«Su Provenzano un salto nel buio dei pm»

Sono cadute una dopo l’altra, come birilli instabili, le accuse contro l’ex generale del Ros Mario Mori e il colonnello Mauro Obinu, assolti anche in appello nel processo che li vedeva imputati per la mancata cattura di Bernardo Provenzano.

Si sono schiantate al suolo portandosi via ogni ardita ipotesi di favoreggiamento a Zu Binnu. Polverizzate, perché prive di prove, anche dalle dichiarazioni spontanee dello stesso Obinu, pronunciate poco prima che i giudici si ritirassero in camera di consiglio per confermare la solida sentenza di primo grado.

L’ex vicecomandante del Ros, oggi in servizio all’Aisi, Agenzia informazioni e sicurezza interna, esordisce evidenziando che nell’«intensa ed articolata requisitoria della pubblica accusa» ha rilevato «l’assoluta assenza di nuovi elementi», tanto da fargli dire che di lui «si parla esclusivamente al fine di valutare» la sua «personalità tendente a seriali condotte illecite commissive e missive».

Condotte seriali che «non è chiaro quali siano», perché «la serialità definisce una linea fatta di più punti», e «l’unico punto in questione è il capo di imputazione in esame», mentre «il resto appare frutto di suggestioni strumentali che si riferiscono alla mia duplice esperienza, prima nell’Arma dei carabinieri e, dal 2002, nel Servizio di Sicurezza. Come se ciò fosse un indizio a sfavore».

Obinu, poi, fa notare il paradosso dei paradossi di questo processo: la rinuncia, da parte dell’accusa, all’aggravante mafiosa e al movente:

«Avrei commesso un reato senza movente, senza scopo, senza finalità, e l’avrei commesso, senza l’onere della dimostrazione, forse ed ipoteticamente per acquiescenza verso il mio superiore (Mori, ndr) e per vantaggi di carriera».

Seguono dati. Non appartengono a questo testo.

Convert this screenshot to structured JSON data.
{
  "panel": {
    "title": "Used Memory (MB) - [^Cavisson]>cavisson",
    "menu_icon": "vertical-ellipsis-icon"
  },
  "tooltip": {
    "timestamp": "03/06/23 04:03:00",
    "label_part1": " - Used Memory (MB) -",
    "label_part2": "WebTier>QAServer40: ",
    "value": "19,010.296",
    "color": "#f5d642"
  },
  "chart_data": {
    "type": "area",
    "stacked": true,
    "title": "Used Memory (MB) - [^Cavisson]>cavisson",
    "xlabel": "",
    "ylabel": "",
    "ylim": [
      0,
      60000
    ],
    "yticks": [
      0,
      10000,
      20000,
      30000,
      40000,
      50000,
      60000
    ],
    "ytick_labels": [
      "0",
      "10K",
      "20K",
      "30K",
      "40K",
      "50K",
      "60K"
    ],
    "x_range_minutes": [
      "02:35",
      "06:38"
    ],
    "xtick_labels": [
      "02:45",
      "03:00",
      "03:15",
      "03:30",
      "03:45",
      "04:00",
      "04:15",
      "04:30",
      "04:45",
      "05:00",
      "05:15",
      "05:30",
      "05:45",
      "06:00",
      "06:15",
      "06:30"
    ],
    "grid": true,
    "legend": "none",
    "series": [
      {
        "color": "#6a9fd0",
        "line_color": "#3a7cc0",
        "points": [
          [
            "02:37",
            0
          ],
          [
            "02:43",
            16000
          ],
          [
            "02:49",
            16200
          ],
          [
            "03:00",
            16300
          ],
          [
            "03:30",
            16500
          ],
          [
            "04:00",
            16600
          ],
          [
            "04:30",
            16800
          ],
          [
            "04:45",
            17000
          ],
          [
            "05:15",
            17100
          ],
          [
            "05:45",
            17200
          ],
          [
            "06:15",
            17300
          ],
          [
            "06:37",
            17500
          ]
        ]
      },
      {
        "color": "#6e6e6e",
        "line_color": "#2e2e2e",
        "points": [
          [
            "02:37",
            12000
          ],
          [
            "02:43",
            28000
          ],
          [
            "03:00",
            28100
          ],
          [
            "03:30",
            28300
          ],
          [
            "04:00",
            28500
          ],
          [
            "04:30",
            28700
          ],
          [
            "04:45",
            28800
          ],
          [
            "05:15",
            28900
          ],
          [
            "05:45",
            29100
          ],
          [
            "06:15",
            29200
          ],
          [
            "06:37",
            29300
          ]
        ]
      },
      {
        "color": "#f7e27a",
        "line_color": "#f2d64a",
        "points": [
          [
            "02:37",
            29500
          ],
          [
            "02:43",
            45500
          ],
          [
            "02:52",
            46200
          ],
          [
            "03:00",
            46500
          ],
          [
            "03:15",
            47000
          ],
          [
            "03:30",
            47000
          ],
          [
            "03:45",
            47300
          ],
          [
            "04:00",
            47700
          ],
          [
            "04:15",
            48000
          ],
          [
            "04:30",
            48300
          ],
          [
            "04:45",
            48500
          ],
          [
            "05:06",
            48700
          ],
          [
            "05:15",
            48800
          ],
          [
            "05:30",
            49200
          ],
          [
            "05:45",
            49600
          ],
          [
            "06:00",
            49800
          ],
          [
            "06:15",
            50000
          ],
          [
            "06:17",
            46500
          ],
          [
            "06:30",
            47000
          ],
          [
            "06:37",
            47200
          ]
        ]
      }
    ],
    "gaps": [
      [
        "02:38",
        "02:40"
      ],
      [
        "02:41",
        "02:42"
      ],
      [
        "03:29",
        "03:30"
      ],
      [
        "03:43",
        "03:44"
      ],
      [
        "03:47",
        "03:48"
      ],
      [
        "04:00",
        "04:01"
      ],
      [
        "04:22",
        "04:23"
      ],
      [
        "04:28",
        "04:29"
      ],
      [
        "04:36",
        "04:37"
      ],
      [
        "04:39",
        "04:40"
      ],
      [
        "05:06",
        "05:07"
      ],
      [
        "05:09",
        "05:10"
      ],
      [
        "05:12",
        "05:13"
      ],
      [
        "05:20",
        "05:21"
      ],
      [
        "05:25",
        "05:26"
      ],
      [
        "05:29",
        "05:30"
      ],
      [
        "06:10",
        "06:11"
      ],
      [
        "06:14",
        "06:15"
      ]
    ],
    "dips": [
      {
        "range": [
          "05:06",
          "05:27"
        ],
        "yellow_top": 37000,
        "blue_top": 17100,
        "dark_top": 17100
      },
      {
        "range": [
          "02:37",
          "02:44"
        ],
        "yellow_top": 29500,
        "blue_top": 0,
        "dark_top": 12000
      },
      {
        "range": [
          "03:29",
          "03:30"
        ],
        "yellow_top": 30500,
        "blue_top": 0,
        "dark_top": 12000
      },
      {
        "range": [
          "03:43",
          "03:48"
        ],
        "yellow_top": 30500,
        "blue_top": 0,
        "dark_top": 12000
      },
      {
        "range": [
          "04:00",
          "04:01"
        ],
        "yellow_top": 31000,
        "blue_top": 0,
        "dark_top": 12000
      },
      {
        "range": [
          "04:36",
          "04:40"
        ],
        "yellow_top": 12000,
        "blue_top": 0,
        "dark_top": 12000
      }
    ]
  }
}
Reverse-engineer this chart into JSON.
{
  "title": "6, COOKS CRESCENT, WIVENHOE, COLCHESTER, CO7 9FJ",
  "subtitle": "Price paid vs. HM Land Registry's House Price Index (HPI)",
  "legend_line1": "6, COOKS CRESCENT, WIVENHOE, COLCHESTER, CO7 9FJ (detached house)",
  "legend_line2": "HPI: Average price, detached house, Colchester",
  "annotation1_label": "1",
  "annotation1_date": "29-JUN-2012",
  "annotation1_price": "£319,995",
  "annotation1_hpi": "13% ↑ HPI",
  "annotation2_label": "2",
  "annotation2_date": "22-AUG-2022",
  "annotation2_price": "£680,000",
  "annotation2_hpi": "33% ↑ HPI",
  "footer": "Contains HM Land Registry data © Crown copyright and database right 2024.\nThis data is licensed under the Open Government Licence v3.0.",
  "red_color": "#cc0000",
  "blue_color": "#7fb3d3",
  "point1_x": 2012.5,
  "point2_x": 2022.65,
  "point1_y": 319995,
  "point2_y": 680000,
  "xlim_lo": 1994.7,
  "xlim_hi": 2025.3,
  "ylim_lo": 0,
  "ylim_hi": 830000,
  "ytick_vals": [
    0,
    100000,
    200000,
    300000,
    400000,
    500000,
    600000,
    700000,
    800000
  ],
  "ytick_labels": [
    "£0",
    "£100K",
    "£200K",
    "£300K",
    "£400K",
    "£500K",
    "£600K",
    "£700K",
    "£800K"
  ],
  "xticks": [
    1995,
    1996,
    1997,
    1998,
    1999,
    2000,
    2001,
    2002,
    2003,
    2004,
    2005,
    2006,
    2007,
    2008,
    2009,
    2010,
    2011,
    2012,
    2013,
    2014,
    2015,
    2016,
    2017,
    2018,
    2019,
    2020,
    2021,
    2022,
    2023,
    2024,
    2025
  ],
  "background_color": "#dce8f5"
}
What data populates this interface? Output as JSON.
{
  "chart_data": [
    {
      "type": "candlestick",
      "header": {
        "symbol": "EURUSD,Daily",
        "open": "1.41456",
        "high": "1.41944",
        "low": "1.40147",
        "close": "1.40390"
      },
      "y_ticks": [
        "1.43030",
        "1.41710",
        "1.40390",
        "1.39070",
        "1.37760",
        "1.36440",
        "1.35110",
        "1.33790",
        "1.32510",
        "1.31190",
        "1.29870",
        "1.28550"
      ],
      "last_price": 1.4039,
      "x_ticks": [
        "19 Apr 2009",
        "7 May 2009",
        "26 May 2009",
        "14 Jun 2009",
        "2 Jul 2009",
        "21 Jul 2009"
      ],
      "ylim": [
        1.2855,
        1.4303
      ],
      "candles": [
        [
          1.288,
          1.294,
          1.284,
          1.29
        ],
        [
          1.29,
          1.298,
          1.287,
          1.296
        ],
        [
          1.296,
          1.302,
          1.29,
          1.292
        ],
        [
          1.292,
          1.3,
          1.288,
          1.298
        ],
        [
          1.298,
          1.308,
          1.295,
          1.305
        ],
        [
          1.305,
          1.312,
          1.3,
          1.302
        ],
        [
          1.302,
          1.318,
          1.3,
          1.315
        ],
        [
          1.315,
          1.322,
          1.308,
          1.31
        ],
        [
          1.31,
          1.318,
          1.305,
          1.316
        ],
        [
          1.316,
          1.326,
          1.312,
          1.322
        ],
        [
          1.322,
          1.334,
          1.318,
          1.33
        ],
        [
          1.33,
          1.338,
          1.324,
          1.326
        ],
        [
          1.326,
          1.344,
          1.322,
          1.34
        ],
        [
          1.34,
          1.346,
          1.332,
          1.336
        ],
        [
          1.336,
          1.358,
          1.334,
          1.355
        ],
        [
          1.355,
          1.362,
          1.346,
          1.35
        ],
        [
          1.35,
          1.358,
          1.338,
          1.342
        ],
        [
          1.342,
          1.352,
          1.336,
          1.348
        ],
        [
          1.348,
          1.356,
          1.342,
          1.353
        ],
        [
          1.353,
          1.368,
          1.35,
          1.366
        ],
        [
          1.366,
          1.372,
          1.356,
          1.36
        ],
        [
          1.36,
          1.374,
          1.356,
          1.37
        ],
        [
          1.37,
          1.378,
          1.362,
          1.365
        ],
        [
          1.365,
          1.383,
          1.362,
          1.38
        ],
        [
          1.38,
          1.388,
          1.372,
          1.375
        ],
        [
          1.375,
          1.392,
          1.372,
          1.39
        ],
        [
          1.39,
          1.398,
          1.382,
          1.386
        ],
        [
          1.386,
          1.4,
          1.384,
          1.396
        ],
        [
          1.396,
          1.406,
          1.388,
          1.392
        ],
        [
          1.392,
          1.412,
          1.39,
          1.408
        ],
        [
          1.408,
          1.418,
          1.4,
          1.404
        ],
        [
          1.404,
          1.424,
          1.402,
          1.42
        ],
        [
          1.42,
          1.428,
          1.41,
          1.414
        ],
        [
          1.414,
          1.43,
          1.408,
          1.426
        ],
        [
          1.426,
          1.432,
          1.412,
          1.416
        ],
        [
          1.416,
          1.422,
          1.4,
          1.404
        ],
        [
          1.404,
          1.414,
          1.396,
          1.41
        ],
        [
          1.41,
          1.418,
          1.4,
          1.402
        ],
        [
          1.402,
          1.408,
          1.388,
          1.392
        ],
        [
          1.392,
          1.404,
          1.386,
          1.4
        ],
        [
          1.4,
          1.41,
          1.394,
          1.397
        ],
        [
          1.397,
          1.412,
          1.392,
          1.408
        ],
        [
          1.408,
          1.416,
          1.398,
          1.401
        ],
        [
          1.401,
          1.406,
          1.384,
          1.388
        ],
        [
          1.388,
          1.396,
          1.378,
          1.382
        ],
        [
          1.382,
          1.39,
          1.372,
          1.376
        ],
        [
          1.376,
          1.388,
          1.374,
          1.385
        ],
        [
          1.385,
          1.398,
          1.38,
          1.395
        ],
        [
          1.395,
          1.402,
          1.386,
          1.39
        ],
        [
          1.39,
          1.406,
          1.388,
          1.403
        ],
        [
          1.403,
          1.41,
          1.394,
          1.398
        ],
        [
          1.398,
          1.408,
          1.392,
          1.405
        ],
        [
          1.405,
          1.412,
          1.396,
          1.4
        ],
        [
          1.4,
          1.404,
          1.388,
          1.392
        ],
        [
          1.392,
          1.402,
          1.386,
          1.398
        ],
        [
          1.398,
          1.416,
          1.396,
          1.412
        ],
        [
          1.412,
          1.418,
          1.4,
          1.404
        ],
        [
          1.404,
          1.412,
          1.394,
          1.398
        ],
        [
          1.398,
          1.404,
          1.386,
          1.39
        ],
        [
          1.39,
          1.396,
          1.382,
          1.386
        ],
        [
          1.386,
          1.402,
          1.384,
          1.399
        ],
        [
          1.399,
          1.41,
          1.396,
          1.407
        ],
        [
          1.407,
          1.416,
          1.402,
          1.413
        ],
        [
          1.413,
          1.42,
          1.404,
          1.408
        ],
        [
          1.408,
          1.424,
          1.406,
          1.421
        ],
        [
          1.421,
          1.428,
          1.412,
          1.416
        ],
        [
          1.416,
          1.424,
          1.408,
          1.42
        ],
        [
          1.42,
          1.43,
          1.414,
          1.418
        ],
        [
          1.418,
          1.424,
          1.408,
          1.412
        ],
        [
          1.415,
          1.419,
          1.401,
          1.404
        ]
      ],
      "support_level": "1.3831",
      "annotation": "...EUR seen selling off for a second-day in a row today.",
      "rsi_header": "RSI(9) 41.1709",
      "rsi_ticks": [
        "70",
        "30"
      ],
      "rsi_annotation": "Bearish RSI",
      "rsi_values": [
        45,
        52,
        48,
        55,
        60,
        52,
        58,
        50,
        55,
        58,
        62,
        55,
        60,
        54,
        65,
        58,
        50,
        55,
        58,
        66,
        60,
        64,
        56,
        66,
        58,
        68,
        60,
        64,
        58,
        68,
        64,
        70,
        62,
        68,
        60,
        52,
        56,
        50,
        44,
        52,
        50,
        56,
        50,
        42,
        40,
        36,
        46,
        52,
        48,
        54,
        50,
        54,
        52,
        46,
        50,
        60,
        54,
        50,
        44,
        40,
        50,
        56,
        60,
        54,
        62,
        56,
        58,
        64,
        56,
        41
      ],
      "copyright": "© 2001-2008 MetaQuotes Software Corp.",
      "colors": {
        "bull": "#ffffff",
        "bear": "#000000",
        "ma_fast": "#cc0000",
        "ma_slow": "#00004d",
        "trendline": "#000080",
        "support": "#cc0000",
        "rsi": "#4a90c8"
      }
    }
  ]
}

Ma «se ho commesso un reato senza motivo potrebbe significare che sono incapace di qualsiasi raziocinio e non un finissimo investigatore, come sono stato definito dall’Accusa. Ci dovrà pur essere un elemento escatologico da dover considerare e che finalizzi il mio comportamento commissivo od omissivo, altrimenti si dovrebbe pensare ad una mia latente schizofrenia».